Et puis voilà que je tombe sur la version audio de La bête humaine. Et là, c'est la révélation ! C'est clair, je n'avais qu'une hâte, me retrouver dans ma voiture ou à marcher le long de mon canal pour en poursuivre l'écoute ! Et oui, Emile Zola m'a happée !

Je pense que s'il paraissait aujourd'hui, ce roman serait classé dans les étagères "thriller" des librairies. Quel suspens à couper le souffle ! Les victimes deviennent des bourreaux, tout le monde se manipule d'une façon ou d'une autre, on ne sait plus toujours qui est la proie, qui est le chasseur, tout semble pouvoir basculer à tout moment, le doute nous habite tout au long du roman. Les personnages sont autant ambivalents que passionnants, inquiétants qu'attachants et croqués et approfondis à merveille !
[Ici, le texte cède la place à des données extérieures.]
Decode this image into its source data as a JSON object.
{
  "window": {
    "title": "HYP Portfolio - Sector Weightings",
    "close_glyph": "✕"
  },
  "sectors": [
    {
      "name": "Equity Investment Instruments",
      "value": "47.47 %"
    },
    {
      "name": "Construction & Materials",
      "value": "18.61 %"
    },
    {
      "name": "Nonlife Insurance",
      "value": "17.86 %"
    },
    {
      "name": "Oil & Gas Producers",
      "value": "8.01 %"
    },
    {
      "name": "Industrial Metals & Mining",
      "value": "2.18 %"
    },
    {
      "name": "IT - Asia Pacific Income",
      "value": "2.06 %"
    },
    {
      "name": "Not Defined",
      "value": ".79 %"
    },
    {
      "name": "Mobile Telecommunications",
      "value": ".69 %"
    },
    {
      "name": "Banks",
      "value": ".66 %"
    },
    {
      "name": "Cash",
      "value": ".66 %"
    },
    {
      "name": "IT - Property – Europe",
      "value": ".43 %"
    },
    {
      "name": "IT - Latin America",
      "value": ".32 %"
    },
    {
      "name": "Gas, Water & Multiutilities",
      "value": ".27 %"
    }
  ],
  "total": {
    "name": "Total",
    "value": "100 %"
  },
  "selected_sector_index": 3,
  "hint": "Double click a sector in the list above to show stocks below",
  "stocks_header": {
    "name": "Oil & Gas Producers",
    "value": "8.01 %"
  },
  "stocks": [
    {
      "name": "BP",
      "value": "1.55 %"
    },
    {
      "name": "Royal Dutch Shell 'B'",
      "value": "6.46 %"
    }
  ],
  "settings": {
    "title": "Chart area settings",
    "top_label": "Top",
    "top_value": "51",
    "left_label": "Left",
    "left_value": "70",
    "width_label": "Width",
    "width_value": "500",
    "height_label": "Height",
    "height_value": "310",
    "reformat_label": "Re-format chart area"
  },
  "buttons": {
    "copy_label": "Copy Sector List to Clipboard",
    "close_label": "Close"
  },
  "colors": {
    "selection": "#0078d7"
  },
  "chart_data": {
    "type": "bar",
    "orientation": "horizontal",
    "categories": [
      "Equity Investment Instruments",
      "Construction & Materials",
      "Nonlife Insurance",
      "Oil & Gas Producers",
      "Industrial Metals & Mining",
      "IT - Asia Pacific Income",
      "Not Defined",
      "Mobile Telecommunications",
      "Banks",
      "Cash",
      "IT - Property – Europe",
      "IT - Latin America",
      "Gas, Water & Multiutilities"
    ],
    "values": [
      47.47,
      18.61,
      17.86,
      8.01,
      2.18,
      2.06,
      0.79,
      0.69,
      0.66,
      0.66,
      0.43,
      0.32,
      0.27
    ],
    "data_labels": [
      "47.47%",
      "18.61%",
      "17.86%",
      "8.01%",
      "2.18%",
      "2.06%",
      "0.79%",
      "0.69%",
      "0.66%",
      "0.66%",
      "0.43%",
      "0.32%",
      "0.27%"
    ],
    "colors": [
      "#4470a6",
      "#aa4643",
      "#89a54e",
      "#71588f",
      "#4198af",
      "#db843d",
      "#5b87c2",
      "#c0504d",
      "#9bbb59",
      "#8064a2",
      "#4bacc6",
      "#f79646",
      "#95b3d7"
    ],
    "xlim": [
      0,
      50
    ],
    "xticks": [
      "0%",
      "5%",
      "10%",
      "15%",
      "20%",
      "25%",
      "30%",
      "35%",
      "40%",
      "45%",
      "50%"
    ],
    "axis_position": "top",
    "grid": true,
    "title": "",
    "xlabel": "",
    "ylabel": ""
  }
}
La bête humaine est le 17ème titre de la série des Rougon-Marcquart sur 20. Je ne pense pas m'arrêter là, tant j'ai été séduite par la beauté de la langue et du style, tant la construction du roman est grandiose, tant le rythme m'a plu. En livre audio, les quelques longueurs subis par certains ne m'ont pas dérangée, tant elles étaient encore l'occasion de me délecter de cette magnifique écriture. Zola nous plonge dans la folie meurtrière de l'âme humaine qui n'est jamais loin de son animalité. De ce fait, l'intensité dramatique ne quitte pratiquement pas son paroxysme du début à la fin de l'histoire, donc on se demande vraiment quel en sera le dénouement !. Le tout, dans une société de la fin du XIXème siècle, qui se croit bien-pensante mais déjà bien gangrenée par la corruption et le qu'en dira-t-on.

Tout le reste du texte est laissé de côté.